Malcolm’s expertise in various deep foundation methods helped the designer optimize the use of Continuous Flight Auger Piles (CFA piles) instead of the traditional Cased Drilled Shafts. On this project, Malcolm installed over 140 48-inch diameter Continuous Flight Auger Piles (CFA piles) up to 80 feet deep and 200 36-inch diameter CFA piles up to 70 feet deep, bringing considerable schedule and cost savings to the project. Where the future structure was below grade and CFA piles were not a viable option, Malcolm installed over 210 48-inch diameter drilled shafts up to 100 feet deep, utilizing temporary steel casings to stabilize the weak bay mud soils during drilling. From their highly specialized fleet of equipment, Malcolm utilized several of their Bauer drilling rigs, Leffer oscillators, Putzmeister boom pumps, and Liebherr cranes to complete this work.

As a result of the proximity of the active railroad lines, the 200,000 square feet support of excavation (SOE) wall for building 610 had to also act as a cut-off wall reaching a depth of 160 feet to key into the low permeable old bay clay layer. Malcolm chose a 36-inch-wide structural diaphragm wall, which was laterally supported by tie-backs and corner bracing. Reinforcement was terminated at about 75 feet, tie-back sleeves and bracing embed plates were installed within the diaphragm wall reinforcement.

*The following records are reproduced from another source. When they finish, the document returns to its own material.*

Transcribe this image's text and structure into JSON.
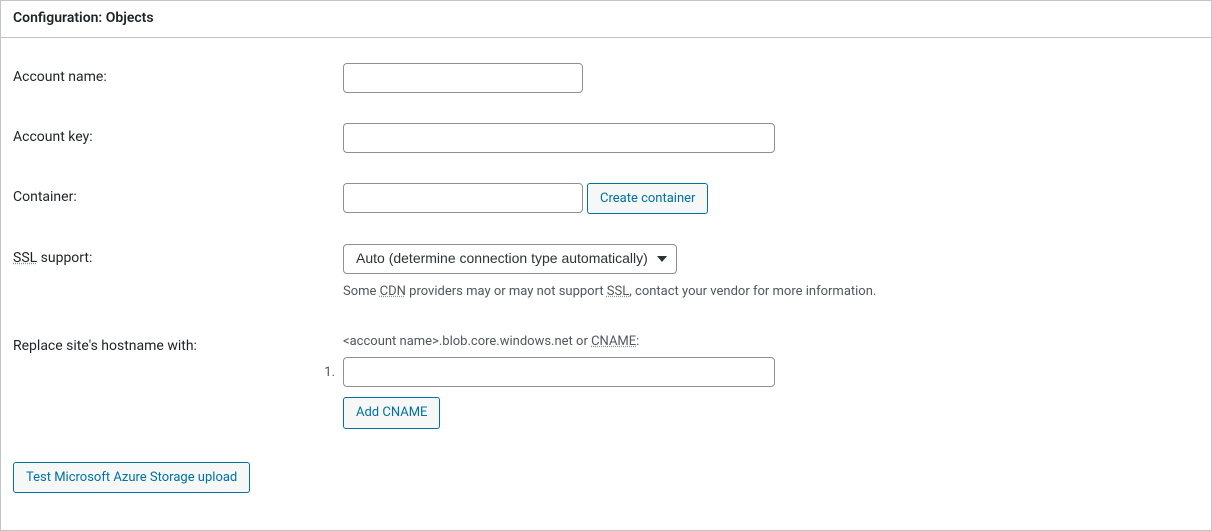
{
  "panel": {
    "title": "Configuration: Objects"
  },
  "rows": {
    "account_name_label": "Account name:",
    "account_name_value": "",
    "account_key_label": "Account key:",
    "account_key_value": "",
    "container_label": "Container:",
    "container_value": "",
    "create_container_button": "Create container",
    "ssl_label_prefix": "",
    "ssl_abbr": "SSL",
    "ssl_label_suffix": " support:",
    "ssl_selected": "Auto (determine connection type automatically)",
    "ssl_desc_pre": "Some ",
    "ssl_desc_abbr1": "CDN",
    "ssl_desc_mid": " providers may or may not support ",
    "ssl_desc_abbr2": "SSL",
    "ssl_desc_post": ", contact your vendor for more information.",
    "replace_hostname_label": "Replace site's hostname with:",
    "hostname_hint_pre": "<account name>.blob.core.windows.net or ",
    "hostname_hint_abbr": "CNAME",
    "hostname_hint_post": ":",
    "cname_index": "1.",
    "cname_value": "",
    "add_cname_button": "Add CNAME",
    "test_button": "Test Microsoft Azure Storage upload"
  }
}
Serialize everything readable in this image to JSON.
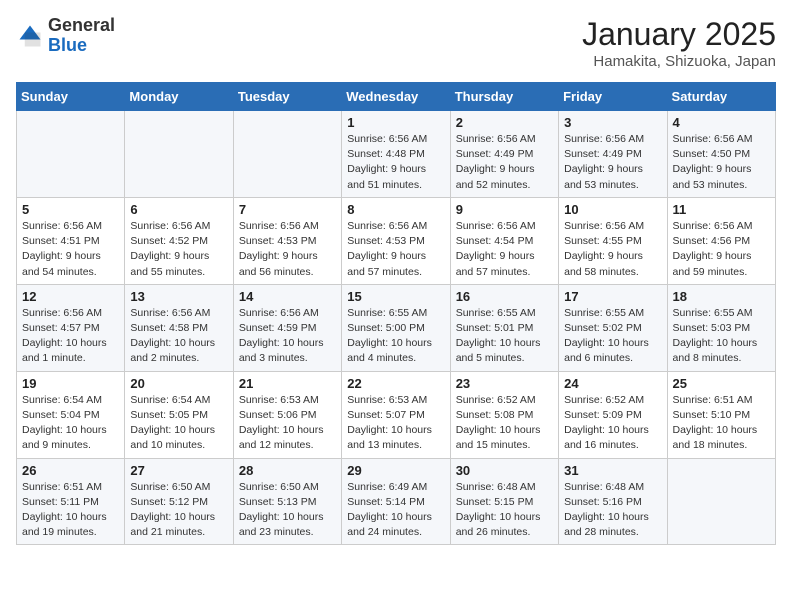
{
  "header": {
    "logo": {
      "general": "General",
      "blue": "Blue"
    },
    "title": "January 2025",
    "subtitle": "Hamakita, Shizuoka, Japan"
  },
  "weekdays": [
    "Sunday",
    "Monday",
    "Tuesday",
    "Wednesday",
    "Thursday",
    "Friday",
    "Saturday"
  ],
  "weeks": [
    [
      {
        "day": "",
        "info": ""
      },
      {
        "day": "",
        "info": ""
      },
      {
        "day": "",
        "info": ""
      },
      {
        "day": "1",
        "info": "Sunrise: 6:56 AM\nSunset: 4:48 PM\nDaylight: 9 hours\nand 51 minutes."
      },
      {
        "day": "2",
        "info": "Sunrise: 6:56 AM\nSunset: 4:49 PM\nDaylight: 9 hours\nand 52 minutes."
      },
      {
        "day": "3",
        "info": "Sunrise: 6:56 AM\nSunset: 4:49 PM\nDaylight: 9 hours\nand 53 minutes."
      },
      {
        "day": "4",
        "info": "Sunrise: 6:56 AM\nSunset: 4:50 PM\nDaylight: 9 hours\nand 53 minutes."
      }
    ],
    [
      {
        "day": "5",
        "info": "Sunrise: 6:56 AM\nSunset: 4:51 PM\nDaylight: 9 hours\nand 54 minutes."
      },
      {
        "day": "6",
        "info": "Sunrise: 6:56 AM\nSunset: 4:52 PM\nDaylight: 9 hours\nand 55 minutes."
      },
      {
        "day": "7",
        "info": "Sunrise: 6:56 AM\nSunset: 4:53 PM\nDaylight: 9 hours\nand 56 minutes."
      },
      {
        "day": "8",
        "info": "Sunrise: 6:56 AM\nSunset: 4:53 PM\nDaylight: 9 hours\nand 57 minutes."
      },
      {
        "day": "9",
        "info": "Sunrise: 6:56 AM\nSunset: 4:54 PM\nDaylight: 9 hours\nand 57 minutes."
      },
      {
        "day": "10",
        "info": "Sunrise: 6:56 AM\nSunset: 4:55 PM\nDaylight: 9 hours\nand 58 minutes."
      },
      {
        "day": "11",
        "info": "Sunrise: 6:56 AM\nSunset: 4:56 PM\nDaylight: 9 hours\nand 59 minutes."
      }
    ],
    [
      {
        "day": "12",
        "info": "Sunrise: 6:56 AM\nSunset: 4:57 PM\nDaylight: 10 hours\nand 1 minute."
      },
      {
        "day": "13",
        "info": "Sunrise: 6:56 AM\nSunset: 4:58 PM\nDaylight: 10 hours\nand 2 minutes."
      },
      {
        "day": "14",
        "info": "Sunrise: 6:56 AM\nSunset: 4:59 PM\nDaylight: 10 hours\nand 3 minutes."
      },
      {
        "day": "15",
        "info": "Sunrise: 6:55 AM\nSunset: 5:00 PM\nDaylight: 10 hours\nand 4 minutes."
      },
      {
        "day": "16",
        "info": "Sunrise: 6:55 AM\nSunset: 5:01 PM\nDaylight: 10 hours\nand 5 minutes."
      },
      {
        "day": "17",
        "info": "Sunrise: 6:55 AM\nSunset: 5:02 PM\nDaylight: 10 hours\nand 6 minutes."
      },
      {
        "day": "18",
        "info": "Sunrise: 6:55 AM\nSunset: 5:03 PM\nDaylight: 10 hours\nand 8 minutes."
      }
    ],
    [
      {
        "day": "19",
        "info": "Sunrise: 6:54 AM\nSunset: 5:04 PM\nDaylight: 10 hours\nand 9 minutes."
      },
      {
        "day": "20",
        "info": "Sunrise: 6:54 AM\nSunset: 5:05 PM\nDaylight: 10 hours\nand 10 minutes."
      },
      {
        "day": "21",
        "info": "Sunrise: 6:53 AM\nSunset: 5:06 PM\nDaylight: 10 hours\nand 12 minutes."
      },
      {
        "day": "22",
        "info": "Sunrise: 6:53 AM\nSunset: 5:07 PM\nDaylight: 10 hours\nand 13 minutes."
      },
      {
        "day": "23",
        "info": "Sunrise: 6:52 AM\nSunset: 5:08 PM\nDaylight: 10 hours\nand 15 minutes."
      },
      {
        "day": "24",
        "info": "Sunrise: 6:52 AM\nSunset: 5:09 PM\nDaylight: 10 hours\nand 16 minutes."
      },
      {
        "day": "25",
        "info": "Sunrise: 6:51 AM\nSunset: 5:10 PM\nDaylight: 10 hours\nand 18 minutes."
      }
    ],
    [
      {
        "day": "26",
        "info": "Sunrise: 6:51 AM\nSunset: 5:11 PM\nDaylight: 10 hours\nand 19 minutes."
      },
      {
        "day": "27",
        "info": "Sunrise: 6:50 AM\nSunset: 5:12 PM\nDaylight: 10 hours\nand 21 minutes."
      },
      {
        "day": "28",
        "info": "Sunrise: 6:50 AM\nSunset: 5:13 PM\nDaylight: 10 hours\nand 23 minutes."
      },
      {
        "day": "29",
        "info": "Sunrise: 6:49 AM\nSunset: 5:14 PM\nDaylight: 10 hours\nand 24 minutes."
      },
      {
        "day": "30",
        "info": "Sunrise: 6:48 AM\nSunset: 5:15 PM\nDaylight: 10 hours\nand 26 minutes."
      },
      {
        "day": "31",
        "info": "Sunrise: 6:48 AM\nSunset: 5:16 PM\nDaylight: 10 hours\nand 28 minutes."
      },
      {
        "day": "",
        "info": ""
      }
    ]
  ]
}
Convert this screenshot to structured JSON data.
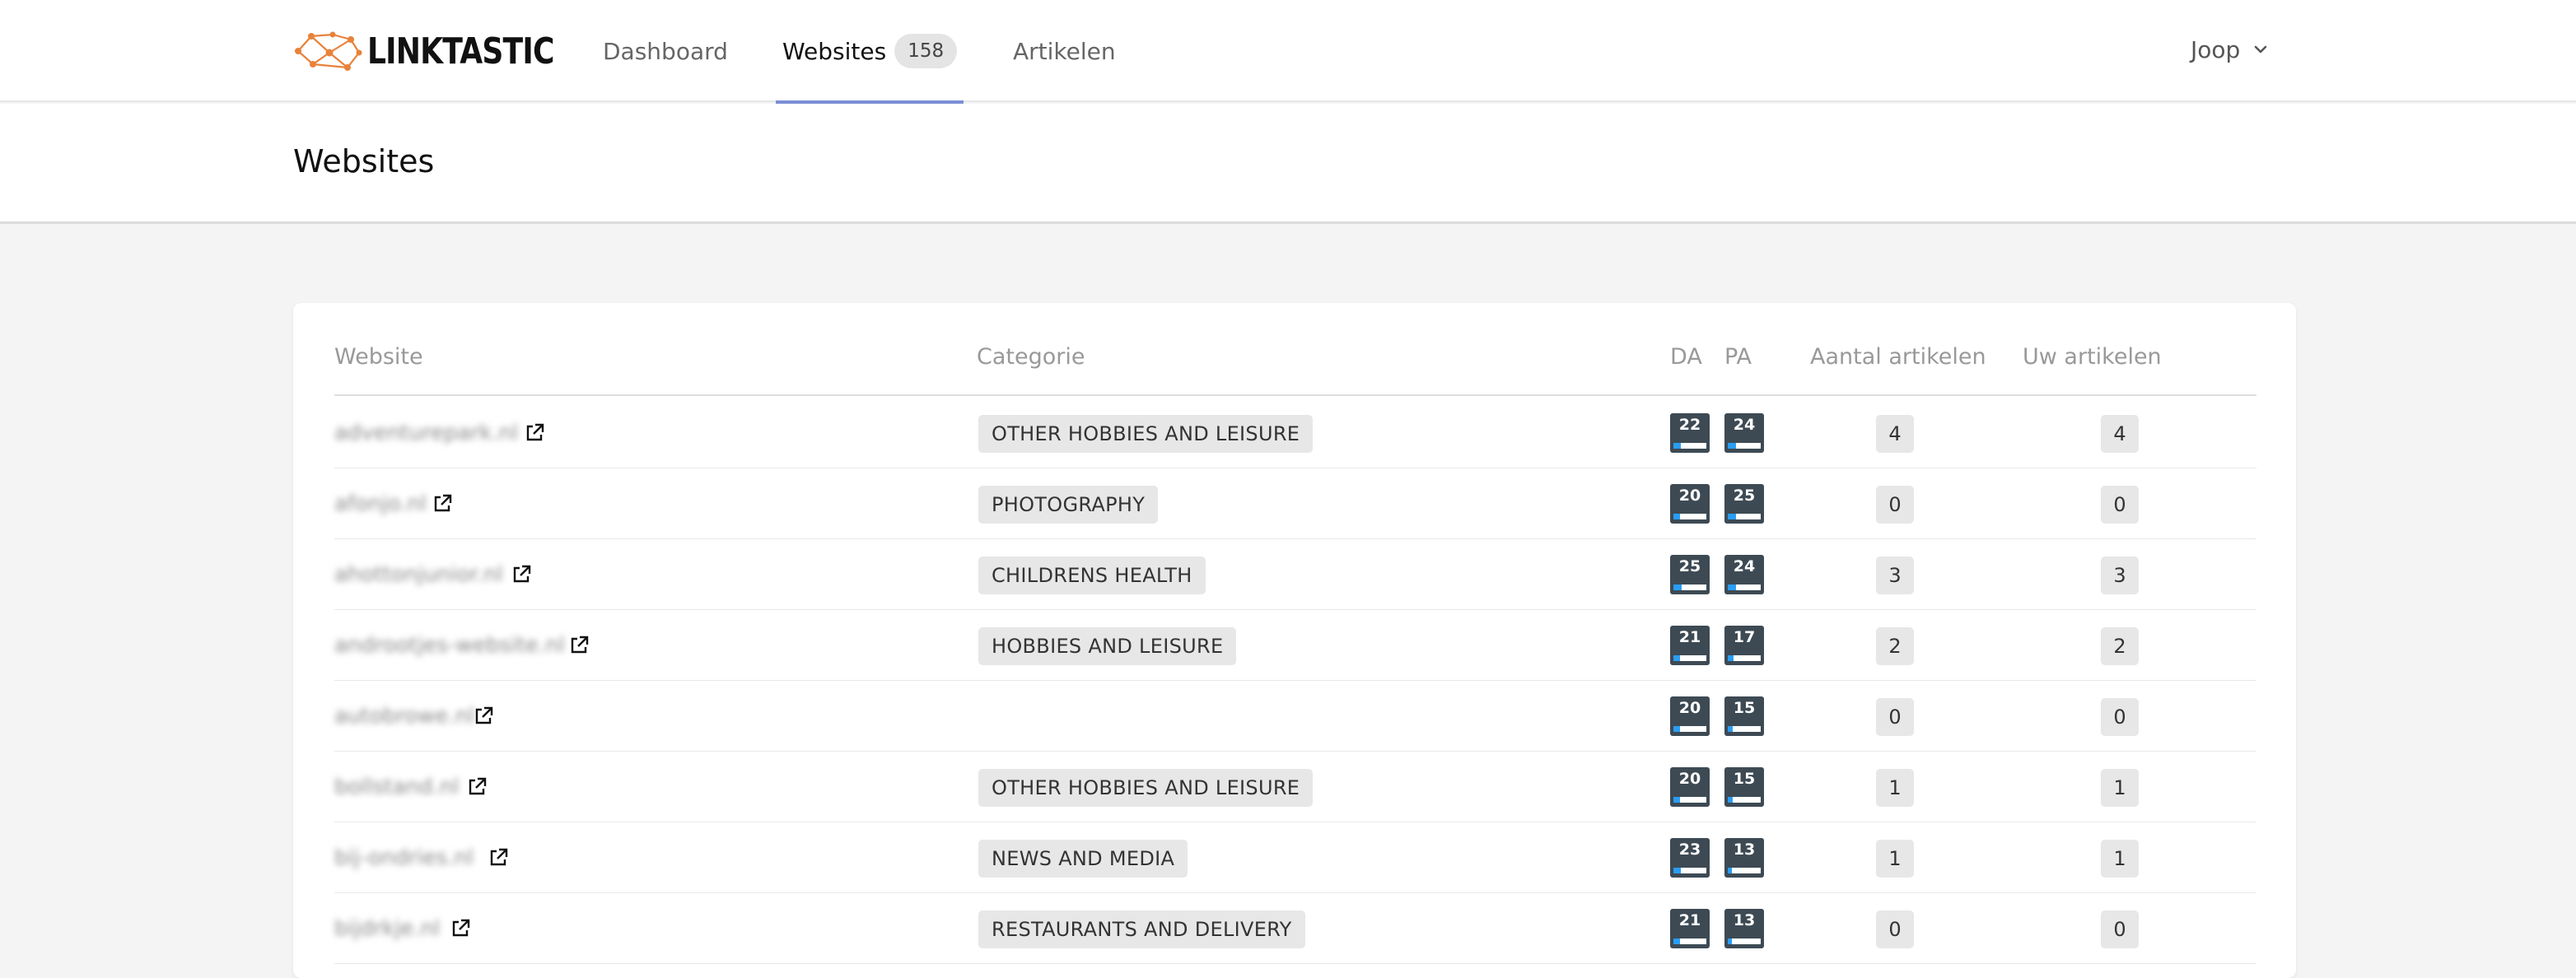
{
  "app": {
    "logo_text": "LINKTASTIC"
  },
  "nav": {
    "items": [
      {
        "label": "Dashboard"
      },
      {
        "label": "Websites",
        "badge": "158",
        "active": true
      },
      {
        "label": "Artikelen"
      }
    ],
    "user": "Joop"
  },
  "page": {
    "title": "Websites"
  },
  "table": {
    "columns": {
      "website": "Website",
      "category": "Categorie",
      "da": "DA",
      "pa": "PA",
      "article_count": "Aantal artikelen",
      "your_articles": "Uw artikelen"
    },
    "rows": [
      {
        "website": "adventurepark.nl",
        "category": "OTHER HOBBIES AND LEISURE",
        "da": "22",
        "pa": "24",
        "article_count": "4",
        "your_articles": "4"
      },
      {
        "website": "afonjo.nl",
        "category": "PHOTOGRAPHY",
        "da": "20",
        "pa": "25",
        "article_count": "0",
        "your_articles": "0"
      },
      {
        "website": "ahottonjunior.nl",
        "category": "CHILDRENS HEALTH",
        "da": "25",
        "pa": "24",
        "article_count": "3",
        "your_articles": "3"
      },
      {
        "website": "androotjes-website.nl",
        "category": "HOBBIES AND LEISURE",
        "da": "21",
        "pa": "17",
        "article_count": "2",
        "your_articles": "2"
      },
      {
        "website": "autobrowe.nl",
        "category": "",
        "da": "20",
        "pa": "15",
        "article_count": "0",
        "your_articles": "0"
      },
      {
        "website": "bollstand.nl",
        "category": "OTHER HOBBIES AND LEISURE",
        "da": "20",
        "pa": "15",
        "article_count": "1",
        "your_articles": "1"
      },
      {
        "website": "bij-ondries.nl",
        "category": "NEWS AND MEDIA",
        "da": "23",
        "pa": "13",
        "article_count": "1",
        "your_articles": "1"
      },
      {
        "website": "bijdrkje.nl",
        "category": "RESTAURANTS AND DELIVERY",
        "da": "21",
        "pa": "13",
        "article_count": "0",
        "your_articles": "0"
      }
    ]
  },
  "colors": {
    "accent": "#7b8fd6",
    "metric_bg": "#3d4a54",
    "metric_fill": "#2a9df4"
  },
  "icons": {
    "external_link": "external-link-icon",
    "chevron": "chevron-down-icon"
  }
}
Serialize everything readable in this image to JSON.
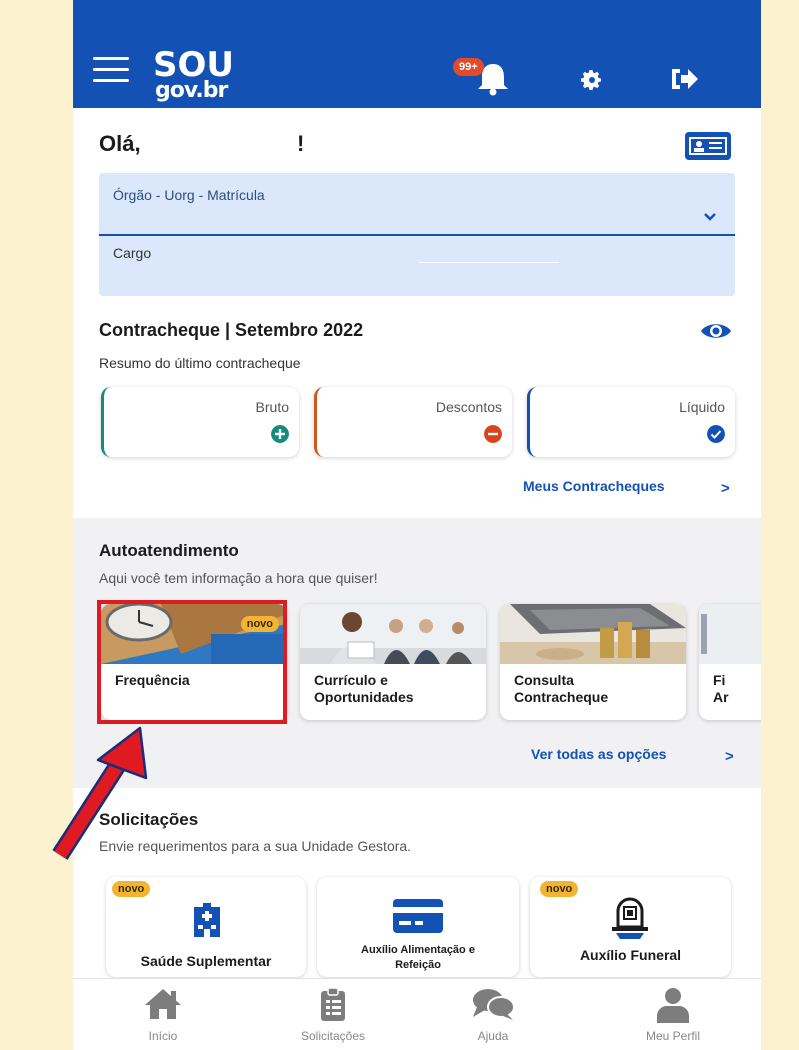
{
  "header": {
    "logo_line1": "SOU",
    "logo_line2": "gov.br",
    "notification_badge": "99+",
    "icons": [
      "menu-icon",
      "bell-icon",
      "gear-icon",
      "logout-icon"
    ],
    "brand_color": "#1351b4"
  },
  "greeting": {
    "hello": "Olá,",
    "excl": "!",
    "field1_label": "Órgão - Uorg - Matrícula",
    "field2_label": "Cargo"
  },
  "payslip": {
    "title": "Contracheque | Setembro 2022",
    "subtitle": "Resumo do último contracheque",
    "cards": [
      {
        "label": "Bruto",
        "icon": "plus-circle-icon",
        "color": "#168b7c"
      },
      {
        "label": "Descontos",
        "icon": "minus-circle-icon",
        "color": "#c85a1f"
      },
      {
        "label": "Líquido",
        "icon": "check-circle-icon",
        "color": "#1351b4"
      }
    ],
    "link": "Meus Contracheques",
    "link_chevron": ">"
  },
  "self_service": {
    "title": "Autoatendimento",
    "subtitle": "Aqui você tem informação a hora que quiser!",
    "items": [
      {
        "name": "Frequência",
        "tag": "novo"
      },
      {
        "name_line1": "Currículo e",
        "name_line2": "Oportunidades"
      },
      {
        "name_line1": "Consulta",
        "name_line2": "Contracheque"
      },
      {
        "name_line1": "Fi",
        "name_line2": "Ar"
      }
    ],
    "link": "Ver todas as opções",
    "link_chevron": ">"
  },
  "requests": {
    "title": "Solicitações",
    "subtitle": "Envie requerimentos para a sua Unidade Gestora.",
    "items": [
      {
        "name": "Saúde Suplementar",
        "tag": "novo",
        "icon": "hospital-icon"
      },
      {
        "name_line1": "Auxílio Alimentação e",
        "name_line2": "Refeição",
        "icon": "card-icon"
      },
      {
        "name": "Auxílio Funeral",
        "tag": "novo",
        "icon": "funeral-icon"
      }
    ]
  },
  "bottom_nav": [
    {
      "label": "Início",
      "icon": "home-icon"
    },
    {
      "label": "Solicitações",
      "icon": "clipboard-icon"
    },
    {
      "label": "Ajuda",
      "icon": "chat-icon"
    },
    {
      "label": "Meu Perfil",
      "icon": "user-icon"
    }
  ],
  "annotation_color": "#e01a22"
}
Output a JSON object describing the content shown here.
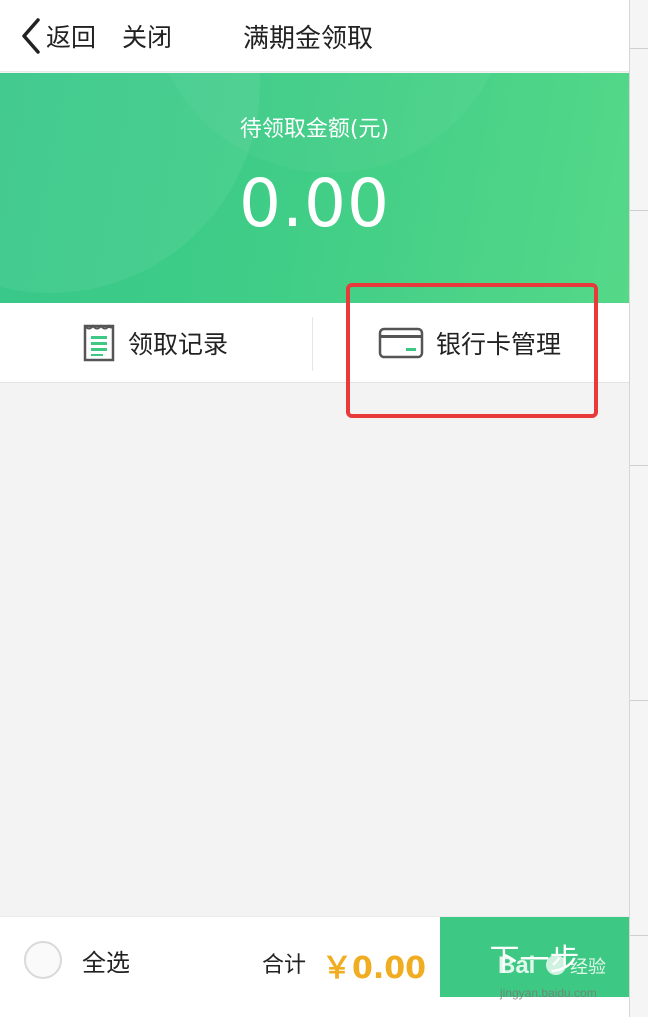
{
  "navbar": {
    "back_label": "返回",
    "close_label": "关闭",
    "title": "满期金领取"
  },
  "banner": {
    "label": "待领取金额(元)",
    "amount": "0.00"
  },
  "actions": [
    {
      "label": "领取记录",
      "icon": "receipt-icon"
    },
    {
      "label": "银行卡管理",
      "icon": "bank-card-icon"
    }
  ],
  "bottom": {
    "select_all_label": "全选",
    "total_label": "合计",
    "total_amount": "￥0.00",
    "next_label": "下一步"
  },
  "watermark": {
    "brand": "Bai",
    "brand_suffix": "经验",
    "url": "jingyan.baidu.com"
  },
  "colors": {
    "accent_green": "#3dc883",
    "amount_orange": "#f0ad22",
    "highlight_red": "#e83a3a"
  }
}
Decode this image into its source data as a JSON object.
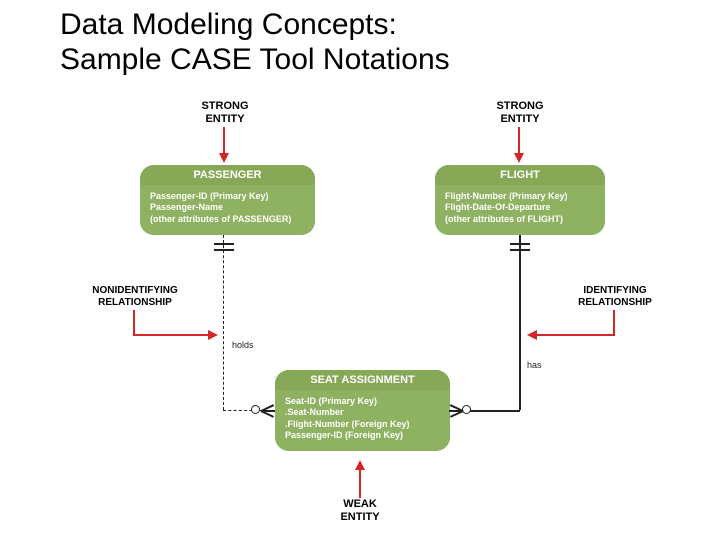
{
  "title": "Data Modeling Concepts:\nSample CASE Tool Notations",
  "labels": {
    "strong_left": "STRONG\nENTITY",
    "strong_right": "STRONG\nENTITY",
    "nonidentifying": "NONIDENTIFYING\nRELATIONSHIP",
    "identifying": "IDENTIFYING\nRELATIONSHIP",
    "weak": "WEAK\nENTITY"
  },
  "relations": {
    "holds": "holds",
    "has": "has"
  },
  "entities": {
    "passenger": {
      "name": "PASSENGER",
      "attrs": [
        "Passenger-ID (Primary Key)",
        "Passenger-Name",
        "(other attributes of PASSENGER)"
      ]
    },
    "flight": {
      "name": "FLIGHT",
      "attrs": [
        "Flight-Number (Primary Key)",
        "Flight-Date-Of-Departure",
        "(other attributes of FLIGHT)"
      ]
    },
    "seat": {
      "name": "SEAT ASSIGNMENT",
      "attrs": [
        "Seat-ID (Primary Key)",
        ".Seat-Number",
        ".Flight-Number (Foreign Key)",
        "Passenger-ID (Foreign Key)"
      ]
    }
  }
}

For the excavation of each diaphragm wall panel, Malcolm utilized several Bauer BC40/BC48 cutters mounted on Bauer MC96 cranes, mechanical grabs, and hydraulic grabs. One Liebherr LR1300 and one Bauer MC96 service crane were utilized to support the rebar cage installation and tremie concrete operation. The diaphragm wall (D-wall) achieved the required water cut-off and kept the maximum deflection and settlement within the tight project requirements.

The support of excavation (SOE) wall for building 610 included over six hundred tie-backs with lengths of up to 80 feet. All tie-backs were installed at 5 feet on center and had design loads of up to 245 kips. They were installed at 30-degree angles with sufficient unbonded length to create a bond zone in the competent upper layers of sediments that exist beneath the young bay mud. The tie-back strands varied from five to ten strands across the entire excavation. The tie-backs were installed through pipe blockouts that were pre-installed within the D-Wall rebar cages.

Water treatment and dewatering were required for two deep building excavations as part of this project. However, the final designs of the Support of Excavation (SOE) walls and the required dewatering scheme were developed during the pre-construction phase. Malcolm performed an early dewatering pump test program to help guide the design of the Support of Excavation (SOE) system and its potential effects on the two nearby active railroad tracks. Due to contaminated soil conditions in some parts of the excavation, Malcolm had to obtain a National Pollutant Discharge Elimination System (NPDES) permit to allow the treated, pumped water to be discharged back to the San Francisco Bay. In total, Malcolm designed and installed 50 dewatering wells targeting three different aquifer zones (shallow, intermediate, and deep) so mass excavation could safely occur in the dry without the risk of bottom heave. Malcolm also installed twelve observation wells to monitor groundwater levels outside the excavation. Malcolm partnered with Clear Creek Systems to provide the water treatment solution as well as WSP to help provide water sampling, testing, and compliance with the NPDES permit.